Le concert était chouette, j’ai même réussi à les faire signer sur le label Epic, c’était chouette pour eux. Ils ont fait un super concert en ouverture au Liberté Bas qui s’appelait la Salle Omnisports à l’époque. Ça c'était le samedi et le lendemain, on faisait une fiesta à l’Ubu, ils avaient adoré le club, et Chico m’a dit « ah vraiment j’ai super envie de jouer dans cette salle ». Deux mois après il se tuait dans un accident en voiture... hardcore.

   "Dès qu'on s’est serré la main, je l’ai regardé dans les yeux et j’ai pas eu besoin de voir le groupe, j’étais sûr que je le ferais."

Il n' a pas longtemps je suis allé en Allemagne à un festival à Cologne et j’ai revu Pedro, le manager de Chico qui me dit qu'en ce moment ça bouge beaucoup au Brésil.
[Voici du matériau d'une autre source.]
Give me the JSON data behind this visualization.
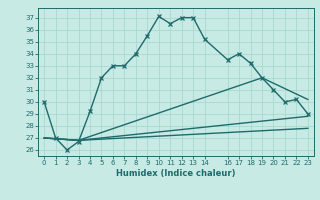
{
  "xlabel": "Humidex (Indice chaleur)",
  "ylabel": "",
  "background_color": "#c8eae5",
  "line_color": "#1e6b6b",
  "grid_color": "#a8d8d0",
  "xlim": [
    -0.5,
    23.5
  ],
  "ylim": [
    25.5,
    37.8
  ],
  "xticks": [
    0,
    1,
    2,
    3,
    4,
    5,
    6,
    7,
    8,
    9,
    10,
    11,
    12,
    13,
    14,
    16,
    17,
    18,
    19,
    20,
    21,
    22,
    23
  ],
  "yticks": [
    26,
    27,
    28,
    29,
    30,
    31,
    32,
    33,
    34,
    35,
    36,
    37
  ],
  "series": [
    {
      "x": [
        0,
        1,
        2,
        3,
        4,
        5,
        6,
        7,
        8,
        9,
        10,
        11,
        12,
        13,
        14,
        16,
        17,
        18,
        19,
        20,
        21,
        22,
        23
      ],
      "y": [
        30,
        27,
        26,
        26.7,
        29.2,
        32,
        33,
        33,
        34,
        35.5,
        37.1,
        36.5,
        37,
        37,
        35.2,
        33.5,
        34,
        33.2,
        32,
        31,
        30,
        30.2,
        29
      ],
      "marker": "x",
      "linewidth": 1.0,
      "markersize": 3.5
    },
    {
      "x": [
        0,
        3,
        23
      ],
      "y": [
        27.0,
        26.8,
        28.8
      ],
      "marker": null,
      "linewidth": 1.0
    },
    {
      "x": [
        0,
        3,
        23
      ],
      "y": [
        27.0,
        26.8,
        27.8
      ],
      "marker": null,
      "linewidth": 1.0
    },
    {
      "x": [
        0,
        3,
        19,
        23
      ],
      "y": [
        27.0,
        26.8,
        32.0,
        30.2
      ],
      "marker": null,
      "linewidth": 1.0
    }
  ]
}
Les gens sont dans la rue c’est le bordel, ils en ont marre de tout ce qui se passe, de la politique, de la pauvreté, tout ça... et donc les gens sont en train de reprendre sur des pancartes des phrases qu’a écrit Chico dans ses textes. Il est toujours parmi nous ! C’était quelqu’un qui était plus dans l’underground, un mec complètement normal qui n'était pas dans le paraître. Les gens redécouvrent Chico parce qu'avec les événements qui ont lieu dans le pays tout ce qu’il racontait redevient actuel.